Sólo pude sonreír a su sonrisa
y mirarlo. ¡Ahí, al lado!
Mónica, en cambio, era capaz de
articular palabras con sentido:
-¡Qué cara de cansado tenés!
-le dijo. Justo ella, que se había hartado de repetir que no sabría qué hacer
si alguna vez llegaba a tenerlo enfrente.
-¡Gracias por salir tantas
veces!- agregó. Creo que se refería a la cantidad de bises.
Y entonces, ¡oh dioses!... él extendió su mano
hacia nosotras. Moni hacia él y después yo, balbuceando como una idiota: “yo
también”, “yo también”.
¿Y ahora qué?, pensé. ¿Le
cuento que fui a su casa y él no estaba? Que conocí a su perro, que su vecina
dice que lo aprecia tanto, que es tan buena gente. No, para qué.

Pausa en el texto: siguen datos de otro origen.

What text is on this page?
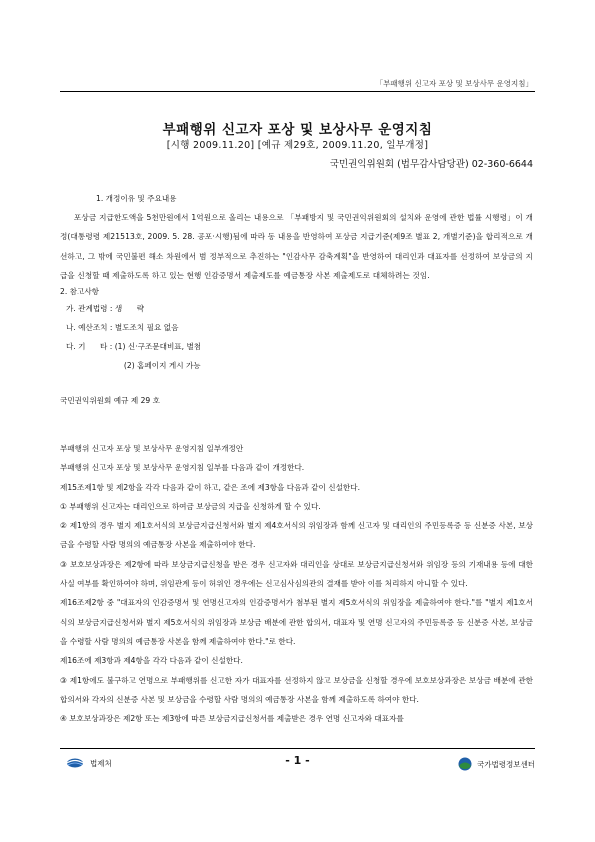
「부패행위 신고자 포상 및 보상사무 운영지침」
부패행위 신고자 포상 및 보상사무 운영지침
[시행 2009.11.20] [예규 제29호, 2009.11.20, 일부개정]
국민권익위원회 (법무감사담당관) 02-360-6644
1. 개정이유 및 주요내용
포상금 지급한도액을 5천만원에서 1억원으로 올리는 내용으로 「부패방지 및 국민권익위원회의 설치와 운영에 관한 법률 시행령」이 개정(대통령령 제21513호, 2009. 5. 28. 공포·시행)됨에 따라 동 내용을 반영하여 포상금 지급기준(제9조 별표 2, 개별기준)을 합리적으로 개선하고, 그 밖에 국민불편 해소 차원에서 범 정부적으로 추진하는 "인감사무 감축계획"을 반영하여 대리인과 대표자를 선정하여 보상금의 지급을 신청할 때 제출하도록 하고 있는 현행 인감증명서 제출제도를 예금통장 사본 제출제도로 대체하려는 것임.
2. 참고사항
가. 관계법령 : 생      략
나. 예산조치 : 별도조치 필요 없음
다. 기      타 : (1) 신·구조문대비표, 별첨
(2) 홈페이지 게시 가능
국민권익위원회 예규 제 29 호

부패행위 신고자 포상 및 보상사무 운영지침 일부개정안

부패행위 신고자 포상 및 보상사무 운영지침 일부를 다음과 같이 개정한다.

제15조제1항 및 제2항을 각각 다음과 같이 하고, 같은 조에 제3항을 다음과 같이 신설한다.

① 부패행위 신고자는 대리인으로 하여금 보상금의 지급을 신청하게 할 수 있다.

② 제1항의 경우 별지 제1호서식의 보상금지급신청서와 별지 제4호서식의 위임장과 함께 신고자 및 대리인의 주민등록증 등 신분증 사본, 보상금을 수령할 사람 명의의 예금통장 사본을 제출하여야 한다.

③ 보호보상과장은 제2항에 따라 보상금지급신청을 받은 경우 신고자와 대리인을 상대로 보상금지급신청서와 위임장 등의 기재내용 등에 대한 사실 여부를 확인하여야 하며, 위임관계 등이 허위인 경우에는 신고심사심의관의 결재를 받아 이를 처리하지 아니할 수 있다.

제16조제2항 중 "대표자의 인감증명서 및 연명신고자의 인감증명서가 첨부된 별지 제5호서식의 위임장을 제출하여야 한다."를 "별지 제1호서식의 보상금지급신청서와 별지 제5호서식의 위임장과 보상금 배분에 관한 합의서, 대표자 및 연명 신고자의 주민등록증 등 신분증 사본, 보상금을 수령할 사람 명의의 예금통장 사본을 함께 제출하여야 한다."로 한다.

제16조에 제3항과 제4항을 각각 다음과 같이 신설한다.

③ 제1항에도 불구하고 연명으로 부패행위를 신고한 자가 대표자를 선정하지 않고 보상금을 신청할 경우에 보호보상과장은 보상금 배분에 관한 합의서와 각자의 신분증 사본 및 보상금을 수령할 사람 명의의 예금통장 사본을 함께 제출하도록 하여야 한다.

④ 보호보상과장은 제2항 또는 제3항에 따른 보상금지급신청서를 제출받은 경우 연명 신고자와 대표자를

법제처	- 1 -	국가법령정보센터
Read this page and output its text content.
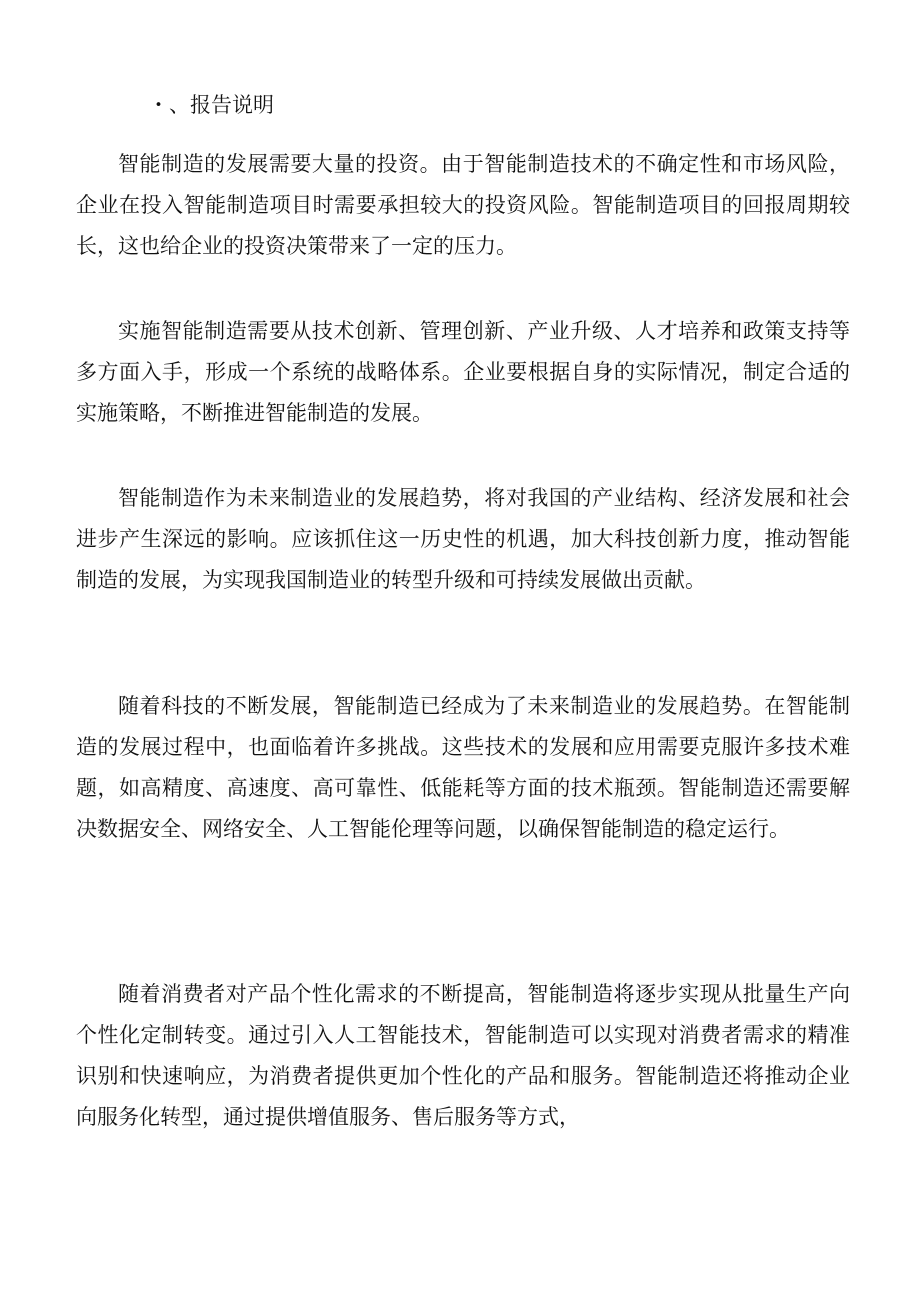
・、报告说明

智能制造的发展需要大量的投资。由于智能制造技术的不确定性和市场风险，企业在投入智能制造项目时需要承担较大的投资风险。智能制造项目的回报周期较长，这也给企业的投资决策带来了一定的压力。

实施智能制造需要从技术创新、管理创新、产业升级、人才培养和政策支持等多方面入手，形成一个系统的战略体系。企业要根据自身的实际情况，制定合适的实施策略，不断推进智能制造的发展。

智能制造作为未来制造业的发展趋势，将对我国的产业结构、经济发展和社会进步产生深远的影响。应该抓住这一历史性的机遇，加大科技创新力度，推动智能制造的发展，为实现我国制造业的转型升级和可持续发展做出贡献。

随着科技的不断发展，智能制造已经成为了未来制造业的发展趋势。在智能制造的发展过程中，也面临着许多挑战。这些技术的发展和应用需要克服许多技术难题，如高精度、高速度、高可靠性、低能耗等方面的技术瓶颈。智能制造还需要解决数据安全、网络安全、人工智能伦理等问题，以确保智能制造的稳定运行。

随着消费者对产品个性化需求的不断提高，智能制造将逐步实现从批量生产向个性化定制转变。通过引入人工智能技术，智能制造可以实现对消费者需求的精准识别和快速响应，为消费者提供更加个性化的产品和服务。智能制造还将推动企业向服务化转型，通过提供增值服务、售后服务等方式，
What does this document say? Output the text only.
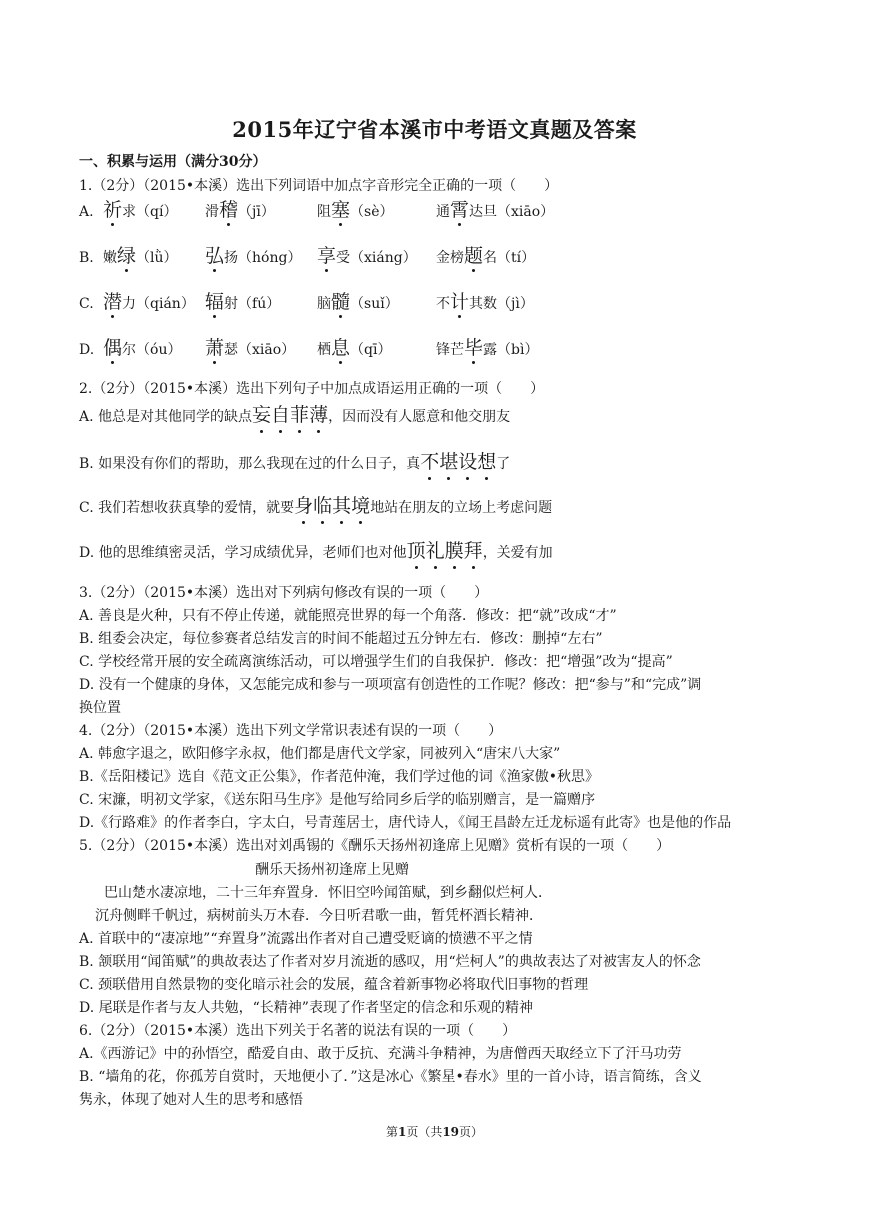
2015年辽宁省本溪市中考语文真题及答案
一、积累与运用（满分30分）
1.（2分）（2015•本溪）选出下列词语中加点字音形完全正确的一项（　　）
A. 祈求（qí） 滑稽（jī）	阻塞（sè）	通霄达旦（xiāo）
B. 嫩绿（lǜ） 弘扬（hóng） 享受（xiáng） 金榜题名（tí）
C. 潜力（qián） 辐射（fú）	脑髓（suǐ）	不计其数（jì）
D. 偶尔（óu） 萧瑟（xiāo） 栖息（qī）	锋芒毕露（bì）
2.（2分）（2015•本溪）选出下列句子中加点成语运用正确的一项（　　）
A. 他总是对其他同学的缺点妄自菲薄，因而没有人愿意和他交朋友
B. 如果没有你们的帮助，那么我现在过的什么日子，真不堪设想了
C. 我们若想收获真挚的爱情，就要身临其境地站在朋友的立场上考虑问题
D. 他的思维缜密灵活，学习成绩优异，老师们也对他顶礼膜拜，关爱有加
3.（2分）（2015•本溪）选出对下列病句修改有误的一项（　　）
A. 善良是火种，只有不停止传递，就能照亮世界的每一个角落．修改：把“就”改成“才”
B. 组委会决定，每位参赛者总结发言的时间不能超过五分钟左右．修改：删掉“左右”
C. 学校经常开展的安全疏离演练活动，可以增强学生们的自我保护．修改：把“增强”改为“提高”
D. 没有一个健康的身体，又怎能完成和参与一项项富有创造性的工作呢？修改：把“参与”和“完成”调
换位置
4.（2分）（2015•本溪）选出下列文学常识表述有误的一项（　　）
A. 韩愈字退之，欧阳修字永叔，他们都是唐代文学家，同被列入“唐宋八大家”
B.《岳阳楼记》选自《范文正公集》，作者范仲淹，我们学过他的词《渔家傲•秋思》
C. 宋濂，明初文学家，《送东阳马生序》是他写给同乡后学的临别赠言，是一篇赠序
D.《行路难》的作者李白，字太白，号青莲居士，唐代诗人，《闻王昌龄左迁龙标遥有此寄》也是他的作品
5.（2分）（2015•本溪）选出对刘禹锡的《酬乐天扬州初逢席上见赠》赏析有误的一项（　　）
酬乐天扬州初逢席上见赠
巴山楚水凄凉地，二十三年弃置身．怀旧空吟闻笛赋，到乡翻似烂柯人．
沉舟侧畔千帆过，病树前头万木春．今日听君歌一曲，暂凭杯酒长精神．
A. 首联中的“凄凉地”“弃置身”流露出作者对自己遭受贬谪的愤懑不平之情
B. 颔联用“闻笛赋”的典故表达了作者对岁月流逝的感叹，用“烂柯人”的典故表达了对被害友人的怀念
C. 颈联借用自然景物的变化暗示社会的发展，蕴含着新事物必将取代旧事物的哲理
D. 尾联是作者与友人共勉，“长精神”表现了作者坚定的信念和乐观的精神
6.（2分）（2015•本溪）选出下列关于名著的说法有误的一项（　　）
A.《西游记》中的孙悟空，酷爱自由、敢于反抗、充满斗争精神，为唐僧西天取经立下了汗马功劳
B. “墙角的花，你孤芳自赏时，天地便小了．”这是冰心《繁星•春水》里的一首小诗，语言简练，含义
隽永，体现了她对人生的思考和感悟
第1页（共19页）
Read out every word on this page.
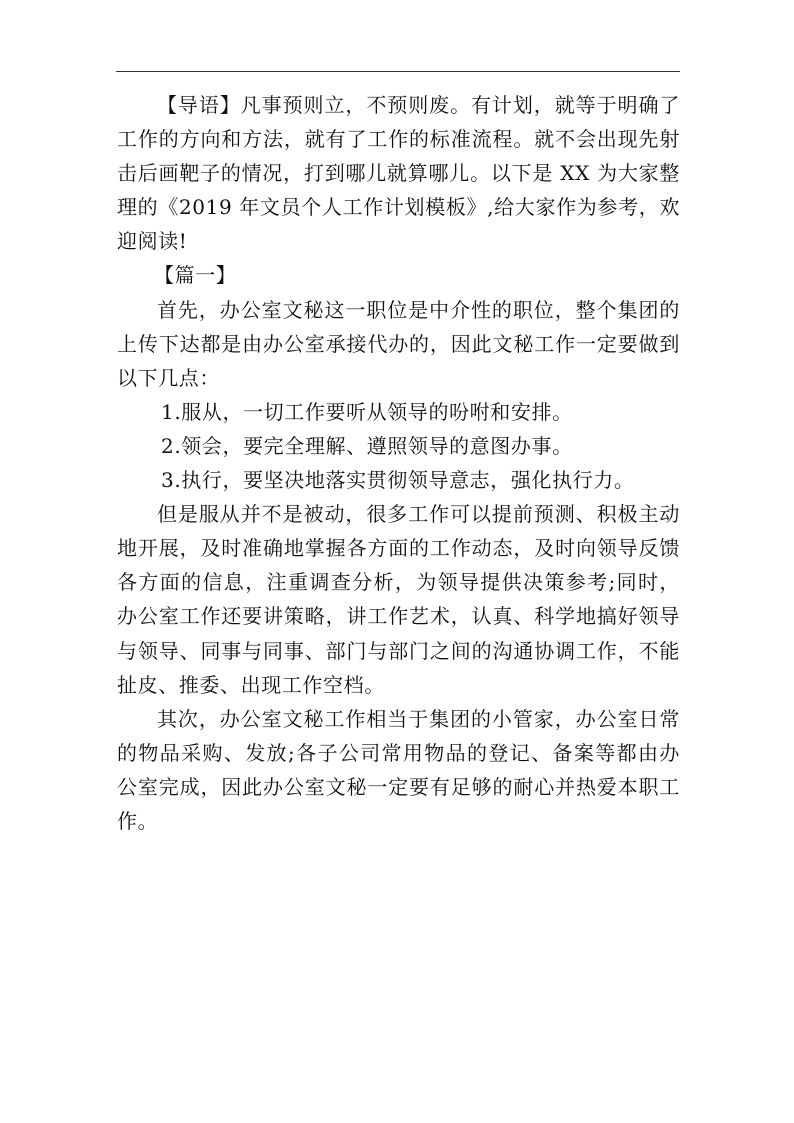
【导语】凡事预则立，不预则废。有计划，就等于明确了工作的方向和方法，就有了工作的标准流程。就不会出现先射击后画靶子的情况，打到哪儿就算哪儿。以下是 XX 为大家整理的《2019 年文员个人工作计划模板》,给大家作为参考，欢迎阅读!

【篇一】

首先，办公室文秘这一职位是中介性的职位，整个集团的上传下达都是由办公室承接代办的，因此文秘工作一定要做到以下几点：

1.服从，一切工作要听从领导的吩咐和安排。

2.领会，要完全理解、遵照领导的意图办事。

3.执行，要坚决地落实贯彻领导意志，强化执行力。

但是服从并不是被动，很多工作可以提前预测、积极主动地开展，及时准确地掌握各方面的工作动态，及时向领导反馈各方面的信息，注重调查分析，为领导提供决策参考;同时，办公室工作还要讲策略，讲工作艺术，认真、科学地搞好领导与领导、同事与同事、部门与部门之间的沟通协调工作，不能扯皮、推委、出现工作空档。

其次，办公室文秘工作相当于集团的小管家，办公室日常的物品采购、发放;各子公司常用物品的登记、备案等都由办公室完成，因此办公室文秘一定要有足够的耐心并热爱本职工作。
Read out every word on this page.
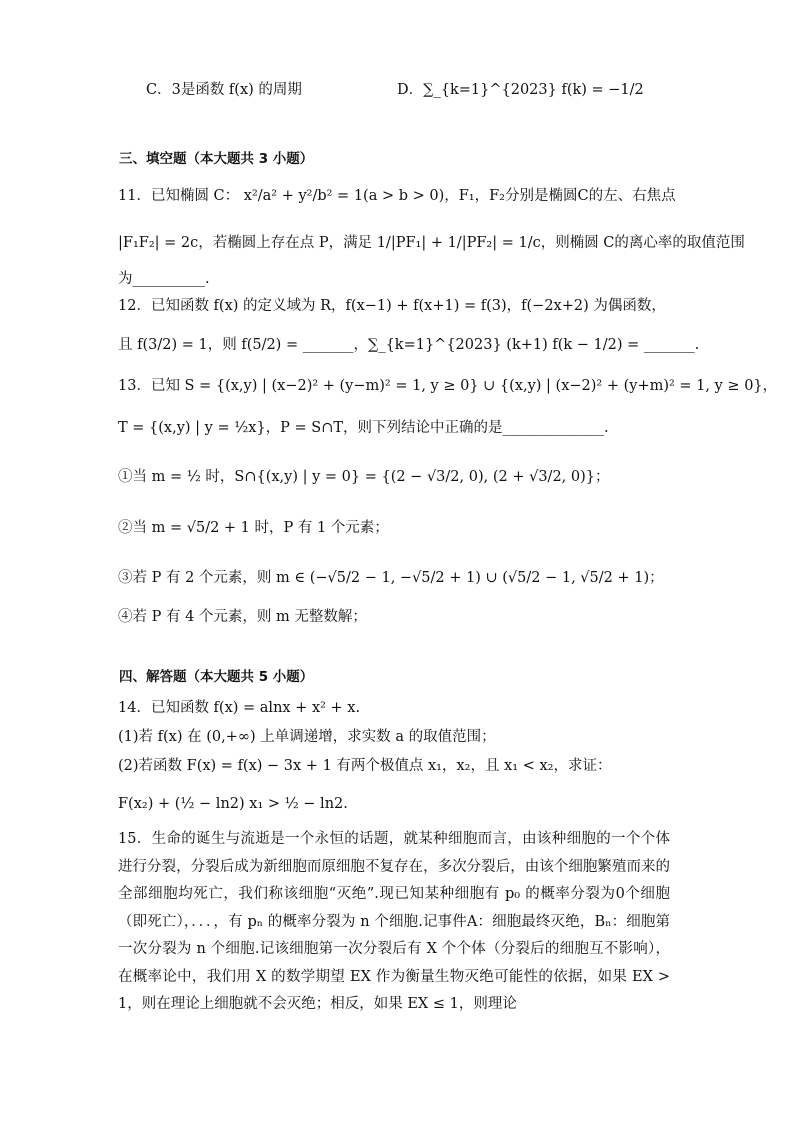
C．3是函数 f(x) 的周期	D．∑_{k=1}^{2023} f(k) = −1/2
三、填空题（本大题共 3 小题）
11．已知椭圆 C： x²/a² + y²/b² = 1(a > b > 0)，F₁，F₂分别是椭圆C的左、右焦点
|F₁F₂| = 2c，若椭圆上存在点 P，满足 1/|PF₁| + 1/|PF₂| = 1/c，则椭圆 C的离心率的取值范围
为__________.
12．已知函数 f(x) 的定义域为 R，f(x−1) + f(x+1) = f(3)，f(−2x+2) 为偶函数，
且 f(3/2) = 1，则 f(5/2) = _______，∑_{k=1}^{2023} (k+1) f(k − 1/2) = _______.
13．已知 S = {(x,y) | (x−2)² + (y−m)² = 1, y ≥ 0} ∪ {(x,y) | (x−2)² + (y+m)² = 1, y ≥ 0}，
T = {(x,y) | y = ½x}，P = S∩T，则下列结论中正确的是______________.
①当 m = ½ 时，S∩{(x,y) | y = 0} = {(2 − √3/2, 0), (2 + √3/2, 0)}；
②当 m = √5/2 + 1 时，P 有 1 个元素；
③若 P 有 2 个元素，则 m ∈ (−√5/2 − 1, −√5/2 + 1) ∪ (√5/2 − 1, √5/2 + 1)；
④若 P 有 4 个元素，则 m 无整数解；
四、解答题（本大题共 5 小题）
14．已知函数 f(x) = alnx + x² + x.
(1)若 f(x) 在 (0,+∞) 上单调递增，求实数 a 的取值范围；
(2)若函数 F(x) = f(x) − 3x + 1 有两个极值点 x₁，x₂，且 x₁ < x₂，求证：
F(x₂) + (½ − ln2) x₁ > ½ − ln2.
15．生命的诞生与流逝是一个永恒的话题，就某种细胞而言，由该种细胞的一个个体进行分裂，分裂后成为新细胞而原细胞不复存在，多次分裂后，由该个细胞繁殖而来的全部细胞均死亡，我们称该细胞“灭绝”.现已知某种细胞有 p₀ 的概率分裂为0个细胞（即死亡），．．．，有 pₙ 的概率分裂为 n 个细胞.记事件A：细胞最终灭绝，Bₙ：细胞第一次分裂为 n 个细胞.记该细胞第一次分裂后有 X 个个体（分裂后的细胞互不影响），在概率论中，我们用 X 的数学期望 EX 作为衡量生物灭绝可能性的依据，如果 EX > 1，则在理论上细胞就不会灭绝；相反，如果 EX ≤ 1，则理论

Miradas y sonrisas. La vida
besándonos en la boca. Y el cómplice semáforo, quietito ahí, como si fuera
eterno.
-¡Cuánto dura éste rojo, qué
maravilla! – le dije a Moni por lo bajo.
Y ella, una vez más, a él:
-¿Ves cuánto dura este
semáforo, Nano? Lo programamos nosotras, especialmente.
Más risas.
Hasta que llegó el verde.
Las manos se dijeron adiós, y
el auto oscuro partió.
Nosotras demoramos todavía unos
segundos: para andarlo de puntillas y no romper el hechizo.